This afternoon, HR 1104, the "Fair Treatment for All Gifts Act," passed the House by voice vote.
Tomorrow the House is scheduled to vote HR 1105, legislation repealing the death tax. Like all taxes, the death tax distorts the market, and, like many government programs, benefits a well-connected special interest.
Tim Carney, writing in 2006, the last time the Senate considered death tax repeal, explains how the American Council of Life Insurance spends millions lobbying to preserve the death tax so their members can continue to sell products designed dot help protect people from the tax:
Frank Keating, former conservative Republican governor of Oklahoma, might just save the death tax this week. With a vote to repeal permanently the federal estate tax slated for this week, Republican senators have begun recently discussing a compromise (as they refer to it, of course) that would preserve the tax while raising the exemption and lowering the rates–an idea Keating has been pushing since he became the top lobbyist for the life-insurance industry.

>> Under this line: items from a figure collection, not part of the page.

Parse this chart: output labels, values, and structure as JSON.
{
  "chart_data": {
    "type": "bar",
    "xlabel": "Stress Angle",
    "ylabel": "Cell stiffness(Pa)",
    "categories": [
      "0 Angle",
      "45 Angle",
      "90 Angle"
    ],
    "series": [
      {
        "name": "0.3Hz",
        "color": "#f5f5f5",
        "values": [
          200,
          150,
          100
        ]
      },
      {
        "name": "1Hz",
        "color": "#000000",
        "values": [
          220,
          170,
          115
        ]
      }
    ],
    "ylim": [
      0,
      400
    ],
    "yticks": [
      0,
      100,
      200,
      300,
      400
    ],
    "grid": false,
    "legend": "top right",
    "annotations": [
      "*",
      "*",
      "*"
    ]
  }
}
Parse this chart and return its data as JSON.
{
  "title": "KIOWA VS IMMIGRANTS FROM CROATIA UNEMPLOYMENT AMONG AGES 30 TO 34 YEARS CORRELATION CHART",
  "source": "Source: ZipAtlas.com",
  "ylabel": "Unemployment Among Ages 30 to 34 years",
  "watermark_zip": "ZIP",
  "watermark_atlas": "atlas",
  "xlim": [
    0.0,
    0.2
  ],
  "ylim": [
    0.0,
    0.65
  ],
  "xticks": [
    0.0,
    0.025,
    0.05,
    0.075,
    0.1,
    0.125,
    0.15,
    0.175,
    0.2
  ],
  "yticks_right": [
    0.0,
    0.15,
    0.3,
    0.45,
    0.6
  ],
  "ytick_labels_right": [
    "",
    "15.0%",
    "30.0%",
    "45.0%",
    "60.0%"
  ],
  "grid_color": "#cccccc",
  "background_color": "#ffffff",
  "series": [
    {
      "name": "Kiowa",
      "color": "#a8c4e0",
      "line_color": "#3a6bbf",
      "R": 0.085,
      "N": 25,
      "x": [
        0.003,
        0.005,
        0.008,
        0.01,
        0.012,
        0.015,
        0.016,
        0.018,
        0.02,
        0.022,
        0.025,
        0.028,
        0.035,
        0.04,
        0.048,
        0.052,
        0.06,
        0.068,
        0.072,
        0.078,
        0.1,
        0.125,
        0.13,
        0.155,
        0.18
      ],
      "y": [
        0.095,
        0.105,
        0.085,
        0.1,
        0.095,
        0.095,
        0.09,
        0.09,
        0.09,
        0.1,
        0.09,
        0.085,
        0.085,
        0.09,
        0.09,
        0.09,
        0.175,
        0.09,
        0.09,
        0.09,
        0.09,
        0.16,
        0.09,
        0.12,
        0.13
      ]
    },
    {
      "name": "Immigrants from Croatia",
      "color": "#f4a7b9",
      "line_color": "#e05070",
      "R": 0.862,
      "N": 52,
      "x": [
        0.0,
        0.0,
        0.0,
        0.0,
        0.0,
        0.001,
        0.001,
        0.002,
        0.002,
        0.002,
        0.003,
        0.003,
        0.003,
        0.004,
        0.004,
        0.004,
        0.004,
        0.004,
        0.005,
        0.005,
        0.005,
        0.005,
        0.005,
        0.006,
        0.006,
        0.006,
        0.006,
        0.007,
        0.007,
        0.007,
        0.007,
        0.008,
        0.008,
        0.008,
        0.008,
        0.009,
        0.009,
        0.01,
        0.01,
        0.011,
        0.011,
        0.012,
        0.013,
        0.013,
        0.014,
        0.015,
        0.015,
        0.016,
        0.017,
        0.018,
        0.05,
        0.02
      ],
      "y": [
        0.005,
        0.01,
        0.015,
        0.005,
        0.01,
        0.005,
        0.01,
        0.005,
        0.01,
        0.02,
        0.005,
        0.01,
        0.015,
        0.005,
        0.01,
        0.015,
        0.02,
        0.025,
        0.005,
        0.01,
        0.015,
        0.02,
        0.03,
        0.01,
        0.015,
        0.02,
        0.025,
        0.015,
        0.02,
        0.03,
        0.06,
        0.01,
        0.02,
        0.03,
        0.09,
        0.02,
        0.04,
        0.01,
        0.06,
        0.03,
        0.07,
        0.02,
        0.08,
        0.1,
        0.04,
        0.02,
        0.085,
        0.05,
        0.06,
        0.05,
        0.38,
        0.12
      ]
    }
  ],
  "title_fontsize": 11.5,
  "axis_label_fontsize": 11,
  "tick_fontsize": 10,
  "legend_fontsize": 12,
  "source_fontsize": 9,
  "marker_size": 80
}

.......Keating is just representing his clients. The former Oklahoma governor now heads the American Council of Life Insurers (ACLI), and is a registered lobbyist for them on tax issues, including the death tax. He told Robert Novak last month that his recent visits to the Hill have been for other purposes, but that he talks to lawmakers about the repeal when he is asked. ACLI wants the estate tax preserved. Aside from Keating’s personal populist and intestinal views on the tax, life insurers have a clear financial interest in preserving the estate tax. Life insurance done right is a prime form of estate planning, as are annuities–two products sold by the companies which pay Keating’s salary. Both products would become far less appealing if Uncle Sam weren’t threatening to tax a hefty portion of your estate upon your demise......
This week there will be a battle for the hearts of Republican senators. On one side are the conservatives who will try to hold the GOP to their promises to abolish this tax President Bush has derided for years as unfair. On the other side will be big business, which sees in the death tax, as in so many cases, just how big government and higher taxes can serve its purposes.